We may as well dispense with the legal part and just find ways to deal
directly with differing moral beliefs. At least then we could claim a prosecutor is
not being fair or reasonable rather than having to contend he is not following
the letter of a constitutional law, which itself may be unfair even if
constitutional. Insofar as Law and Order demonstrates that police
and prosecutors can make law conform to moral justice through creative contrivances,
there is no difference between having the current legal system and having a
system of moral justice based on principle and reason rather than law and
formal rules of evidence. And insofar as
the formal, legal criminal justice system fails to conform to moral justice, it
is a damning indictment of the legal system.
So either the legal system is burdensomely and cumbersomely superfluous
or it makes moral errors, sometimes unconscionable ones.
One way to prevent malicious prosecutions and frivolous
suits is simply to include them as wrongs which can themselves be
prosecuted. They are indeed such wrongs,
I believe, and should be subject to justice in the same manner as any other
wrongful act. That is not to say, of
course, every trial decided in favor of the defendant is a malicious
prosecution or a frivolous suit. The
standard for maliciousness and frivolity would be higher than simply losing a
case, just as it is now. The only difference is that it would be a rational standard rather than a formal one.

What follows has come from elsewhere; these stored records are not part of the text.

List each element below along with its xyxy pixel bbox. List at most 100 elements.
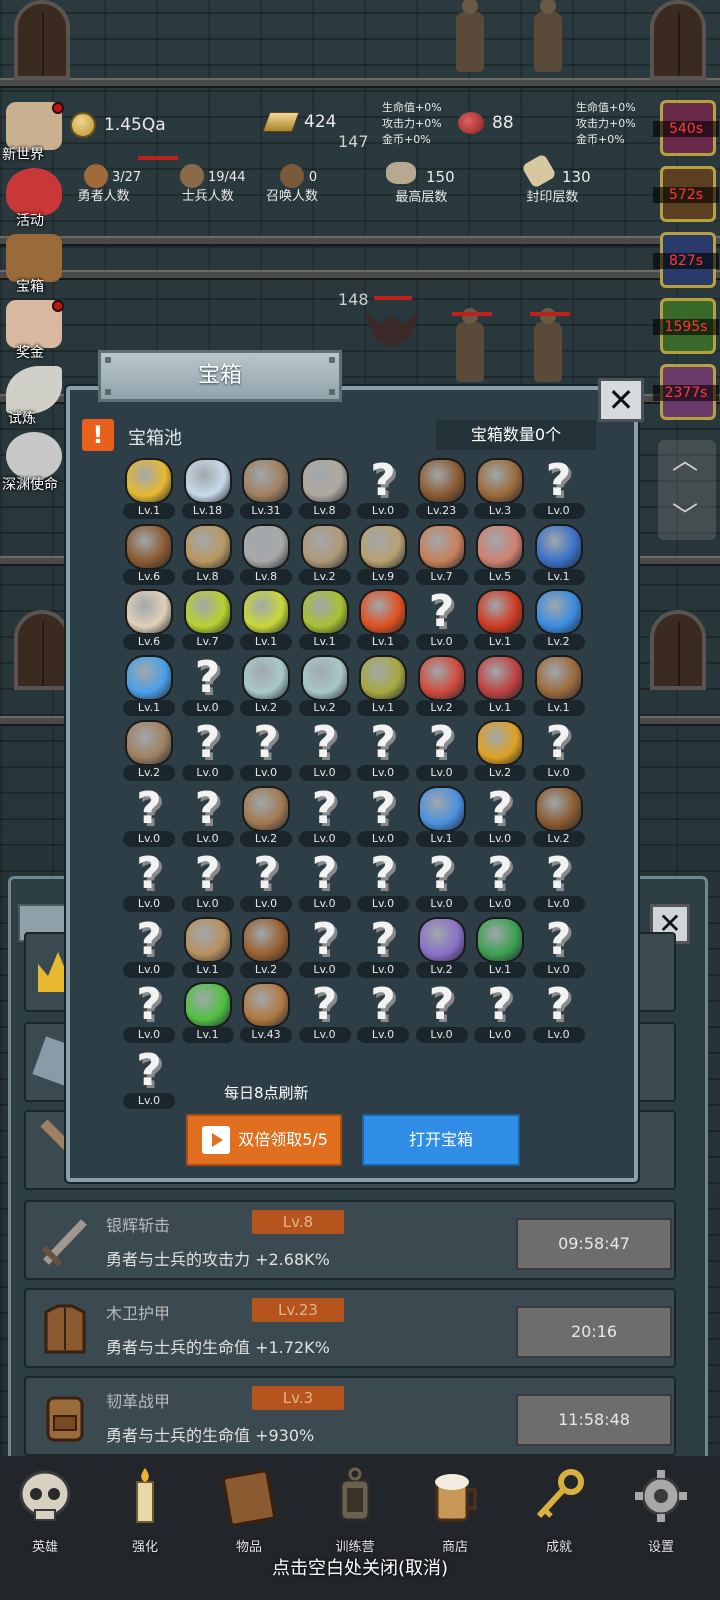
nav-achievement[interactable]: 成就 — [514, 1466, 604, 1566]
info-icon[interactable]: ! — [82, 419, 114, 451]
nav-hero[interactable]: 英雄 — [0, 1466, 90, 1566]
chest-item-slot[interactable]: Lv.1 — [471, 653, 529, 716]
chest-item-slot[interactable]: ? Lv.0 — [237, 849, 295, 912]
buff-timer-slot[interactable]: 827s — [653, 232, 719, 288]
menu-new-world[interactable]: 新世界 — [0, 100, 70, 164]
chest-item-slot[interactable]: ? Lv.0 — [179, 653, 237, 716]
chest-item-slot[interactable]: ? Lv.0 — [354, 980, 412, 1043]
chest-item-slot[interactable]: ? Lv.0 — [296, 718, 354, 781]
chest-item-slot[interactable]: ? Lv.0 — [296, 980, 354, 1043]
chest-item-slot[interactable]: Lv.2 — [471, 718, 529, 781]
open-chest-button[interactable]: 打开宝箱 — [362, 1114, 520, 1166]
buff-timer-slot[interactable]: 1595s — [653, 298, 719, 354]
chest-item-slot[interactable]: Lv.2 — [120, 718, 178, 781]
chest-item-slot[interactable]: ? Lv.0 — [237, 718, 295, 781]
chest-item-slot[interactable]: ? Lv.0 — [530, 456, 588, 519]
chest-item-slot[interactable]: Lv.2 — [296, 653, 354, 716]
chest-item-slot[interactable]: Lv.1 — [179, 980, 237, 1043]
menu-trial[interactable]: 试炼 — [0, 364, 70, 428]
chest-item-slot[interactable]: Lv.8 — [179, 522, 237, 585]
chest-item-slot[interactable]: ? Lv.0 — [413, 849, 471, 912]
menu-abyss-mission[interactable]: 深渊使命 — [0, 430, 70, 494]
chest-item-slot[interactable]: Lv.7 — [179, 587, 237, 650]
chest-item-slot[interactable]: ? Lv.0 — [530, 718, 588, 781]
item-timer-button[interactable]: 11:58:48 — [516, 1394, 672, 1446]
nav-settings[interactable]: 设置 — [616, 1466, 706, 1566]
chest-item-slot[interactable]: ? Lv.0 — [471, 784, 529, 847]
chest-item-slot[interactable]: Lv.1 — [471, 587, 529, 650]
chest-item-slot[interactable]: ? Lv.0 — [179, 849, 237, 912]
chest-item-slot[interactable]: Lv.1 — [296, 587, 354, 650]
chest-item-slot[interactable]: ? Lv.0 — [120, 784, 178, 847]
nav-enhance[interactable]: 强化 — [100, 1466, 190, 1566]
chest-item-slot[interactable]: Lv.43 — [237, 980, 295, 1043]
chest-item-slot[interactable]: ? Lv.0 — [120, 915, 178, 978]
chest-item-slot[interactable]: Lv.6 — [120, 587, 178, 650]
chest-item-slot[interactable]: Lv.1 — [354, 587, 412, 650]
nav-shop[interactable]: 商店 — [410, 1466, 500, 1566]
buff-timer-slot[interactable]: 572s — [653, 166, 719, 222]
nav-training[interactable]: 训练营 — [310, 1466, 400, 1566]
chest-item-slot[interactable]: Lv.1 — [413, 784, 471, 847]
chest-item-slot[interactable]: Lv.7 — [413, 522, 471, 585]
menu-chest[interactable]: 宝箱 — [0, 232, 70, 296]
chest-item-slot[interactable]: Lv.8 — [237, 522, 295, 585]
list-item[interactable]: 银辉斩击 Lv.8 勇者与士兵的攻击力 +2.68K% 09:58:47 — [24, 1200, 676, 1280]
chest-item-slot[interactable]: ? Lv.0 — [530, 849, 588, 912]
chest-item-slot[interactable]: ? Lv.0 — [120, 1046, 178, 1109]
chevron-down-icon[interactable]: ﹀ — [672, 496, 698, 533]
chest-item-slot[interactable]: Lv.2 — [237, 784, 295, 847]
chest-item-slot[interactable]: ? Lv.0 — [179, 784, 237, 847]
chest-item-slot[interactable]: Lv.1 — [179, 915, 237, 978]
menu-activity[interactable]: 活动 — [0, 166, 70, 230]
chest-item-slot[interactable]: Lv.1 — [471, 915, 529, 978]
chest-item-slot[interactable]: Lv.1 — [120, 456, 178, 519]
buff-timer-slot[interactable]: 2377s — [653, 364, 719, 420]
chest-item-slot[interactable]: ? Lv.0 — [354, 849, 412, 912]
chest-item-slot[interactable]: ? Lv.0 — [530, 915, 588, 978]
chest-item-slot[interactable]: Lv.2 — [413, 915, 471, 978]
chest-item-slot[interactable]: Lv.1 — [354, 653, 412, 716]
chest-item-slot[interactable]: ? Lv.0 — [471, 980, 529, 1043]
item-timer-button[interactable]: 20:16 — [516, 1306, 672, 1358]
chest-item-slot[interactable]: Lv.2 — [413, 653, 471, 716]
chest-item-slot[interactable]: Lv.8 — [296, 456, 354, 519]
double-claim-button[interactable]: 双倍领取5/5 — [186, 1114, 342, 1166]
chest-item-slot[interactable]: ? Lv.0 — [296, 915, 354, 978]
list-item[interactable]: 木卫护甲 Lv.23 勇者与士兵的生命值 +1.72K% 20:16 — [24, 1288, 676, 1368]
nav-items[interactable]: 物品 — [204, 1466, 294, 1566]
chest-item-slot[interactable]: ? Lv.0 — [120, 980, 178, 1043]
close-hint-text[interactable]: 点击空白处关闭(取消) — [0, 1554, 720, 1580]
chest-item-slot[interactable]: Lv.2 — [530, 587, 588, 650]
chest-item-slot[interactable]: ? Lv.0 — [471, 849, 529, 912]
chest-item-slot[interactable]: ? Lv.0 — [530, 980, 588, 1043]
chest-item-slot[interactable]: Lv.5 — [471, 522, 529, 585]
chest-item-slot[interactable]: Lv.1 — [530, 522, 588, 585]
close-icon[interactable]: ✕ — [598, 378, 644, 422]
chest-item-slot[interactable]: ? Lv.0 — [354, 915, 412, 978]
chest-item-slot[interactable]: Lv.3 — [471, 456, 529, 519]
chest-item-slot[interactable]: Lv.2 — [530, 784, 588, 847]
chest-item-slot[interactable]: ? Lv.0 — [179, 718, 237, 781]
chest-item-slot[interactable]: Lv.6 — [120, 522, 178, 585]
buff-timer-slot[interactable]: 540s — [653, 100, 719, 156]
chevron-up-icon[interactable]: ︿ — [672, 440, 698, 477]
chest-item-slot[interactable]: Lv.1 — [530, 653, 588, 716]
item-timer-button[interactable]: 09:58:47 — [516, 1218, 672, 1270]
chest-item-slot[interactable]: ? Lv.0 — [354, 456, 412, 519]
chest-item-slot[interactable]: ? Lv.0 — [296, 849, 354, 912]
chest-item-slot[interactable]: ? Lv.0 — [296, 784, 354, 847]
chest-item-slot[interactable]: ? Lv.0 — [413, 980, 471, 1043]
chest-item-slot[interactable]: Lv.2 — [237, 653, 295, 716]
chest-item-slot[interactable]: ? Lv.0 — [413, 718, 471, 781]
chest-item-slot[interactable]: Lv.1 — [237, 587, 295, 650]
chest-item-slot[interactable]: ? Lv.0 — [120, 849, 178, 912]
chest-item-slot[interactable]: Lv.23 — [413, 456, 471, 519]
chest-item-slot[interactable]: Lv.31 — [237, 456, 295, 519]
chest-item-slot[interactable]: ? Lv.0 — [354, 718, 412, 781]
chest-item-slot[interactable]: Lv.1 — [120, 653, 178, 716]
chest-item-slot[interactable]: Lv.2 — [296, 522, 354, 585]
menu-bonus[interactable]: 奖金 — [0, 298, 70, 362]
chest-item-slot[interactable]: ? Lv.0 — [413, 587, 471, 650]
chest-item-slot[interactable]: Lv.18 — [179, 456, 237, 519]
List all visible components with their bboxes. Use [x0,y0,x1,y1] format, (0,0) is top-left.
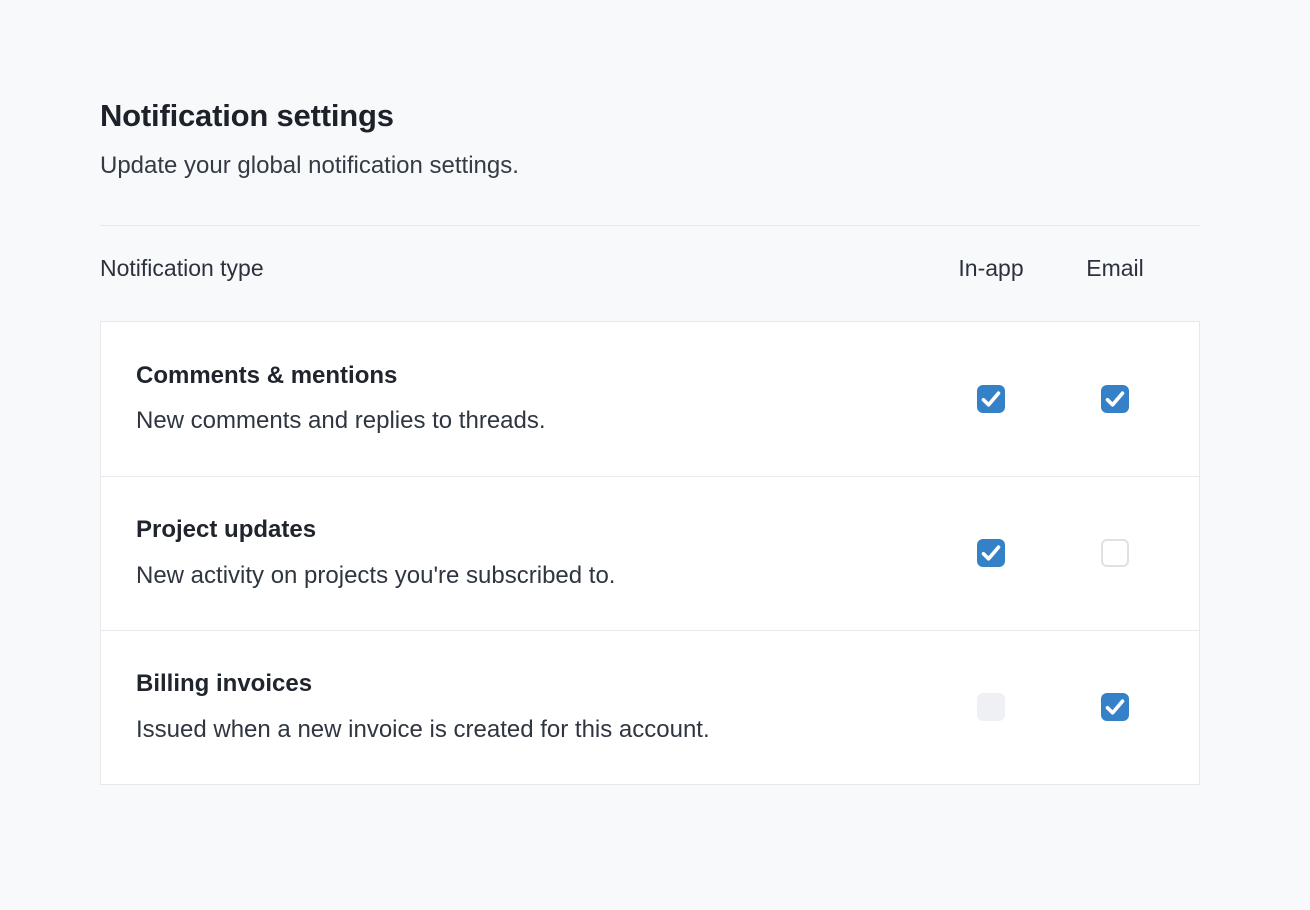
table-row-billing-invoices: Billing invoices Issued when a new invoi… [101,630,1199,784]
in-app-cell [929,693,1053,721]
checkbox-billing-in-app [977,693,1005,721]
row-text: Comments & mentions New comments and rep… [136,362,929,437]
row-description: New comments and replies to threads. [136,406,929,436]
divider [100,225,1200,226]
email-cell [1053,693,1177,721]
page-subtitle: Update your global notification settings… [100,150,1200,181]
table-row-comments-mentions: Comments & mentions New comments and rep… [101,322,1199,476]
check-icon [1101,693,1129,721]
checkbox-comments-in-app[interactable] [977,385,1005,413]
column-header-email: Email [1053,255,1177,282]
checkbox-comments-email[interactable] [1101,385,1129,413]
row-title: Comments & mentions [136,362,929,391]
notification-table: Comments & mentions New comments and rep… [100,321,1200,785]
check-icon [977,385,1005,413]
table-header: Notification type In-app Email [100,255,1200,282]
checkbox-projects-in-app[interactable] [977,539,1005,567]
email-cell [1053,539,1177,567]
notification-settings-page: Notification settings Update your global… [100,0,1200,785]
row-title: Billing invoices [136,670,929,699]
checkbox-billing-email[interactable] [1101,693,1129,721]
table-row-project-updates: Project updates New activity on projects… [101,476,1199,630]
row-description: Issued when a new invoice is created for… [136,715,929,745]
column-header-notification-type: Notification type [100,255,929,282]
column-header-in-app: In-app [929,255,1053,282]
row-text: Project updates New activity on projects… [136,516,929,591]
row-text: Billing invoices Issued when a new invoi… [136,670,929,745]
row-description: New activity on projects you're subscrib… [136,561,929,591]
check-icon [1101,385,1129,413]
check-icon [977,539,1005,567]
in-app-cell [929,385,1053,413]
page-title: Notification settings [100,97,1200,136]
email-cell [1053,385,1177,413]
checkbox-projects-email[interactable] [1101,539,1129,567]
row-title: Project updates [136,516,929,545]
in-app-cell [929,539,1053,567]
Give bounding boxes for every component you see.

There is much subjectivity and discretion now involved in issuing citations, indictments, arrest warrants anyway. That subjectivity and discretion are merely camouflaged, not prevented or eliminated, by surrounding them with formal procedures and policies.
The popularity of the program Law and Order is, I think, in large measure because it tries to make the investigation of crimes, the arrest of suspects, and their ensuing prosecution, conviction, and punishment conform to our moral sense of right and wrong. It seems to me that the whole legal procedure would be easier and more conforming to moral justice if cases were argued on the moral issues and evidence in the first place, rather than having a set of laws and rules that one tries to make give the morally correct result. Law only works insofar as it is perceived to be fair and reasonable in the first place. We should not let bad laws, bad rules, and bad results be justified because the good laws and rules often yield good results and thus lend an undeserved respect to the system as a whole. It would, I argue, be much better for opposing attorneys or advocates to be able to give whatever rational moral arguments they wish for any case or issue, rather than their having to argue on the basis of formal laws and rules that may or may not conform to our sense of moral justice in particular instances in the first place.
Safeguards, of course, would need to be in
place to prevent
“Turkish prisons” and overzealous or abusive police and prosecutors,
believe that can be done, and, as with any other crime or wrong, I
believe it can be done better and
more easily in a moral justice system based on principle and reason
than in a
formal legal one based on rules and laws passed by majorities who may
not be sensitive to the needs of some or who might have
in mind possibly quite different from what might occur in particular
cases. Many laws are too wide or too narrow, or just simply
misguided. A system based on reason and principle would help to
prevent miscarriages of justice based on legalism in a formal system.